Where The Runners Four opened subtly with the drum-less, galloping “Chatterboxes,” Friend Opportunity launches full speed ahead with the breakneck starts and stops of the intensely propulsive “The Perfect Me.” It’s a two minute and 40 second opus, switching from space rock to chugging doom metal to classic rock riffage, Matsuzaki chirping lines like “meet me, meet me/ beautiful daughters” over what sounds like the cosmos aligning. First single “+81″ is a little more of a classic rock song, opening first with an Os Mutantes-like horn fanfare, which quickly transitions into John Dieterich’s deft fretwork. It’s probably the catchiest thing the band’s ever done, which makes all the more sense that it was released as a single.
After the dual assault of the first two tracks, Deerhoof descends into more weirdness, as they’re wont to do, with “Believe E.S.P.” This track conjures up more of the band’s oft written-about similarities with Blonde Redhead, the song taking a turn for the mysterious and the exotic, sustaining a high level of awesome throughout. “The Galaxist,” meanwhile, begins with pastoral acoustic guitar plucking, interrupted by harsh clangs of distorted guitar, which then gives way to a soaring, gorgeous melody, the likes of which were almost unthinkable in prior incarnations of the band. Likewise, “Whither The Invisible Birds?” plays it delicately, removing the rock element for a moody synth-orchestra and a sweet marriage of piano and organ harmonies.
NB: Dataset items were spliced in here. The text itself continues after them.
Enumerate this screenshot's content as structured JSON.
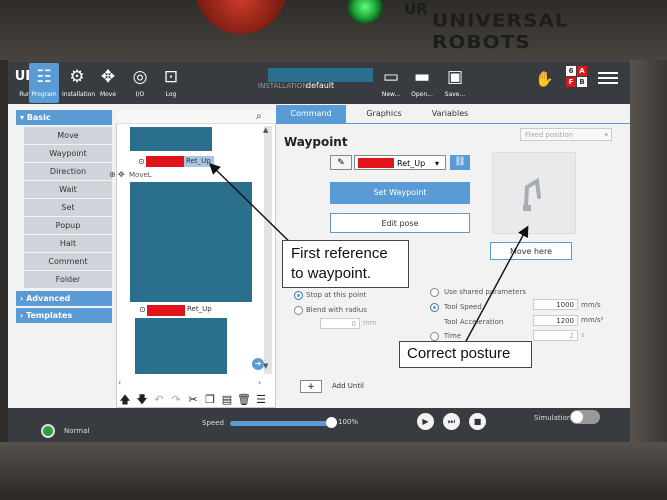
{
  "hardware": {
    "brand_logo_mark": "UR",
    "brand_name": "UNIVERSAL ROBOTS"
  },
  "header": {
    "tabs": [
      {
        "label": "Run",
        "icon": "run-icon"
      },
      {
        "label": "Program",
        "icon": "program-icon"
      },
      {
        "label": "Installation",
        "icon": "installation-icon"
      },
      {
        "label": "Move",
        "icon": "move-icon"
      },
      {
        "label": "I/O",
        "icon": "io-icon"
      },
      {
        "label": "Log",
        "icon": "log-icon"
      }
    ],
    "installation_label": "INSTALLATION",
    "installation_value": "default",
    "file_buttons": [
      {
        "label": "New...",
        "icon": "new-file-icon"
      },
      {
        "label": "Open...",
        "icon": "open-folder-icon"
      },
      {
        "label": "Save...",
        "icon": "save-icon"
      }
    ],
    "speed_grid": [
      "6",
      "A",
      "F",
      "B"
    ],
    "accent": "#5b9bd5"
  },
  "nav": {
    "basic_label": "Basic",
    "items": [
      "Move",
      "Waypoint",
      "Direction",
      "Wait",
      "Set",
      "Popup",
      "Halt",
      "Comment",
      "Folder"
    ],
    "advanced_label": "Advanced",
    "templates_label": "Templates"
  },
  "tree": {
    "wp_name_1": "Ret_Up",
    "movel_label": "MoveL",
    "wp_name_2": "Ret_Up"
  },
  "command": {
    "tabs": [
      "Command",
      "Graphics",
      "Variables"
    ],
    "title": "Waypoint",
    "fixed_position": "Fixed position",
    "waypoint_name": "Ret_Up",
    "set_waypoint": "Set Waypoint",
    "edit_pose": "Edit pose",
    "move_here": "Move here",
    "stop_at_point": "Stop at this point",
    "blend_with_radius": "Blend with radius",
    "blend_value": "0",
    "blend_unit": "mm",
    "use_shared": "Use shared parameters",
    "tool_speed_label": "Tool Speed",
    "tool_speed_value": "1000",
    "tool_speed_unit": "mm/s",
    "tool_accel_label": "Tool Acceleration",
    "tool_accel_value": "1200",
    "tool_accel_unit": "mm/s²",
    "time_label": "Time",
    "time_value": "2",
    "time_unit": "s",
    "add_until": "Add Until"
  },
  "footer": {
    "status": "Normal",
    "speed_label": "Speed",
    "speed_value": "100%",
    "speed_fraction": 1.0,
    "simulation_label": "Simulation"
  },
  "annotations": {
    "first_reference": "First reference to waypoint.",
    "correct_posture": "Correct posture"
  }
}
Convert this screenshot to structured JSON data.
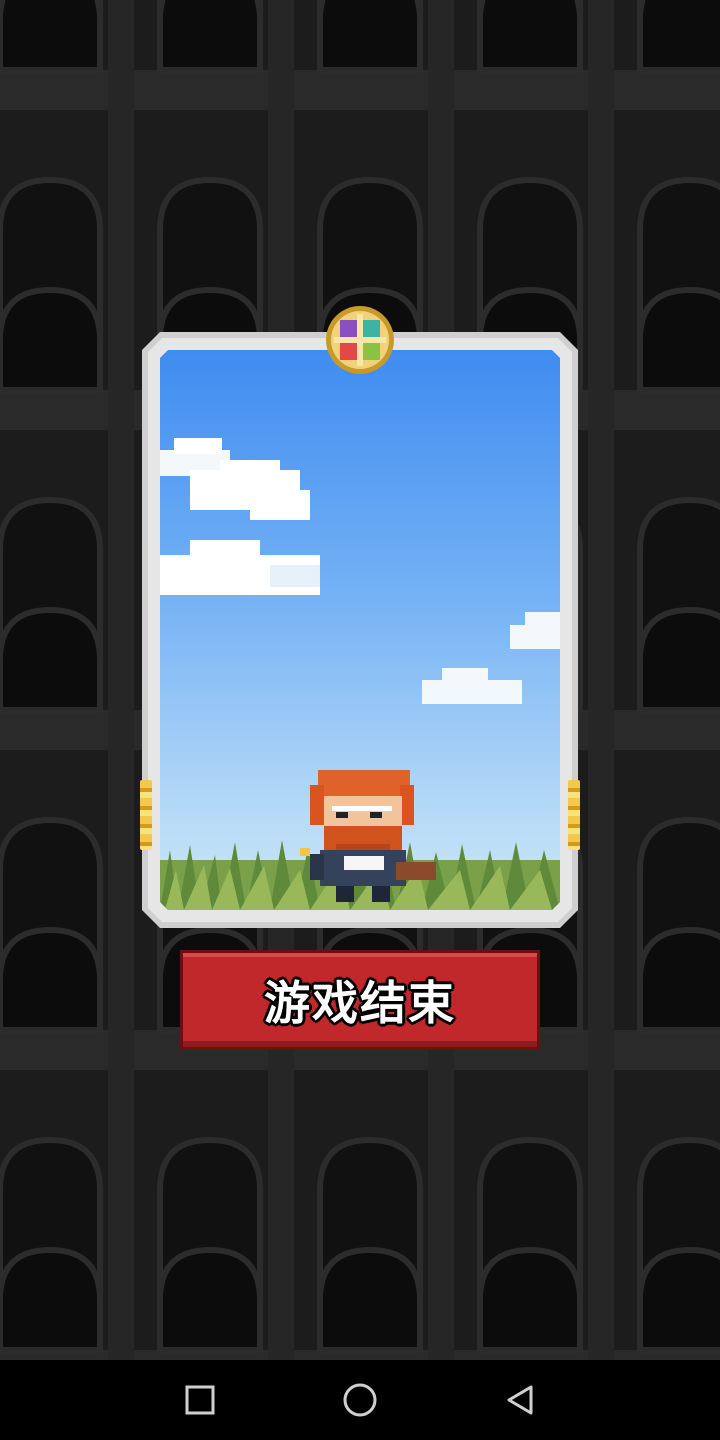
{
  "game": {
    "game_over_label": "游戏结束"
  },
  "icons": {
    "medallion": "four-color-cross-medallion-icon",
    "nav_recents": "square-icon",
    "nav_home": "circle-icon",
    "nav_back": "triangle-back-icon"
  },
  "colors": {
    "button_red": "#c0282b",
    "sky_top": "#3f8cf0",
    "card_frame": "#e6e6e6",
    "background": "#1a1a1a"
  }
}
When Deerhoof chooses to, they can still make music as bizarre and as quirky as they have in the past. There’s nothing quite like the destructive guitar punches of “Scream Team” here, but the dancing robot progression of “Choco Fight” and the strange rapping of “Kidz Are So Small” (the lyrics go “If I was a man and you were a dog, I’d throw a stick for you“) make a strong enough case for the band’s reputation as being unpredictable and joyously odd. It’s just that they’ve decided to focus more on kickass epic rock songs like “Cast Off Crown,” the one track with Saunier’s lead vocals. Between driving rock intros, strange looped guitar effects and even some samba rhythms, Saunier sings “king of the cast offs/I will rise and be free.” And one-upping that is “Matchbook Seeks Maniac,” a climactic girl-group cum glam rock masterpiece, Matsuzaki incanting “I would sell my soul to the devil/If I could be the top of the world.”
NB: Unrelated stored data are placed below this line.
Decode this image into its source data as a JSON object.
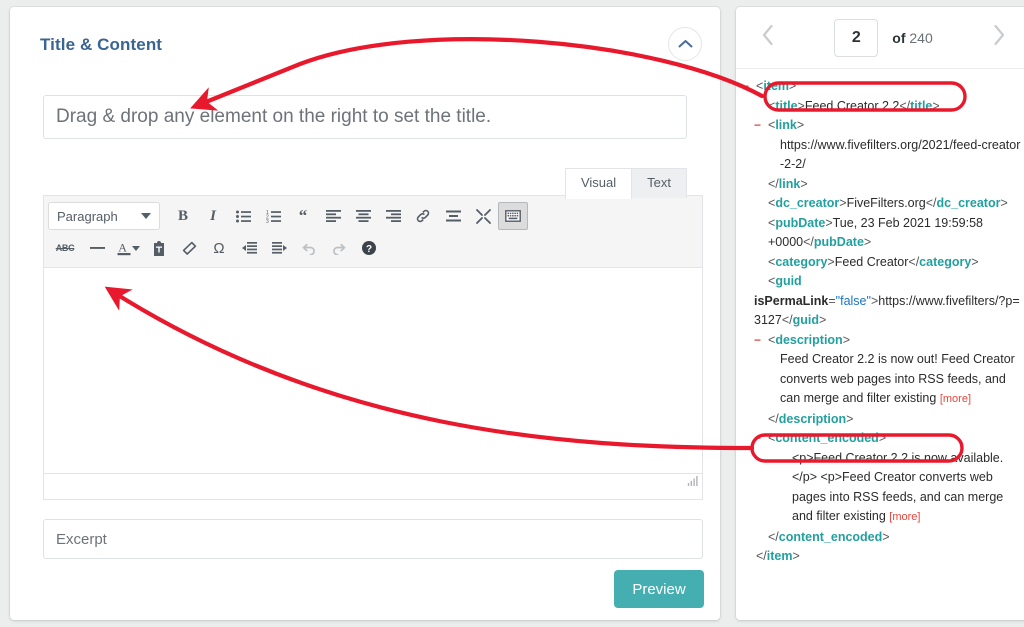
{
  "left_panel": {
    "title": "Title & Content",
    "collapse_icon": "chevron-up-icon",
    "title_field": {
      "value": "",
      "placeholder": "Drag & drop any element on the right to set the title."
    },
    "editor": {
      "tabs": [
        {
          "label": "Visual",
          "active": true
        },
        {
          "label": "Text",
          "active": false
        }
      ],
      "format_select": {
        "value": "Paragraph",
        "caret_icon": "chevron-down-icon"
      },
      "toolbar_row1": [
        {
          "name": "bold-icon",
          "label": "B"
        },
        {
          "name": "italic-icon",
          "label": "I"
        },
        {
          "name": "bulleted-list-icon",
          "label": ""
        },
        {
          "name": "numbered-list-icon",
          "label": ""
        },
        {
          "name": "blockquote-icon",
          "label": "“"
        },
        {
          "name": "align-left-icon",
          "label": ""
        },
        {
          "name": "align-center-icon",
          "label": ""
        },
        {
          "name": "align-right-icon",
          "label": ""
        },
        {
          "name": "link-icon",
          "label": ""
        },
        {
          "name": "read-more-icon",
          "label": ""
        },
        {
          "name": "fullscreen-icon",
          "label": ""
        },
        {
          "name": "toolbar-toggle-icon",
          "label": "",
          "pressed": true
        }
      ],
      "toolbar_row2": [
        {
          "name": "strikethrough-icon",
          "label": "ABC"
        },
        {
          "name": "horizontal-rule-icon",
          "label": ""
        },
        {
          "name": "text-color-icon",
          "label": "A"
        },
        {
          "name": "text-color-dropdown-icon",
          "label": ""
        },
        {
          "name": "paste-as-text-icon",
          "label": ""
        },
        {
          "name": "clear-formatting-icon",
          "label": ""
        },
        {
          "name": "special-character-icon",
          "label": "Ω"
        },
        {
          "name": "outdent-icon",
          "label": ""
        },
        {
          "name": "indent-icon",
          "label": ""
        },
        {
          "name": "undo-icon",
          "label": "",
          "disabled": true
        },
        {
          "name": "redo-icon",
          "label": "",
          "disabled": true
        },
        {
          "name": "help-icon",
          "label": "?"
        }
      ],
      "body_value": "",
      "resize_handle_icon": "resize-grip-icon"
    },
    "excerpt_field": {
      "value": "",
      "placeholder": "Excerpt"
    },
    "preview_button": "Preview"
  },
  "right_panel": {
    "pager": {
      "prev_icon": "chevron-left-icon",
      "next_icon": "chevron-right-icon",
      "current": "2",
      "of_label": "of",
      "total": "240"
    },
    "xml": {
      "item_open": "<item>",
      "item_close": "</item>",
      "title_line": "<title>Feed Creator 2.2</title>",
      "link_open": "<link>",
      "link_value": "https://www.fivefilters.org/2021/feed-creator-2-2/",
      "link_close": "</link>",
      "dc_creator_line": "<dc_creator>FiveFilters.org</dc_creator>",
      "pubdate_line": "<pubDate>Tue, 23 Feb 2021 19:59:58 +0000</pubDate>",
      "category_line": "<category>Feed Creator</category>",
      "guid_tag": "guid",
      "guid_attr_name": "isPermaLink",
      "guid_attr_value": "\"false\"",
      "guid_value": "https://www.fivefilters/?p=3127",
      "guid_close": "</guid>",
      "description_open": "<description>",
      "description_text": "Feed Creator 2.2 is now out! Feed Creator converts web pages into RSS feeds, and can merge and filter existing",
      "description_more": "[more]",
      "description_close": "</description>",
      "content_encoded_open": "<content_encoded>",
      "content_encoded_text": "<p>Feed Creator 2.2 is now available.</p> <p>Feed Creator converts web pages into RSS feeds, and can merge and filter existing",
      "content_encoded_more": "[more]",
      "content_encoded_close": "</content_encoded>",
      "toggle_glyph": "−",
      "title_tag": "title",
      "link_tag": "link",
      "dc_creator_tag": "dc_creator",
      "pubdate_tag": "pubDate",
      "category_tag": "category",
      "description_tag": "description",
      "content_encoded_tag": "content_encoded",
      "item_tag": "item"
    }
  },
  "annotations": {
    "color": "#e8192c",
    "highlight_title": "title-element-highlight",
    "highlight_content": "content-encoded-element-highlight",
    "arrow_to_title": "arrow-title-to-title-field",
    "arrow_to_body": "arrow-content-to-editor-body"
  }
}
Closing off the album, as mentioned before, is “Look Away.” At 11:45, it’s a weighty one, and a dissonant one, but it’s still worth a listen, I reckon. It doesn’t have the power or triumph of “Matchbook Seeks Maniac” or “The Perfect Me,” though. On Friend Opportunity, something has changed, and definitely in a positive way. The band may not be the same size or shape as it was two years ago when they released their last full-length, yet whatever gaps left have been filled, smoothed over, shined and made brilliant.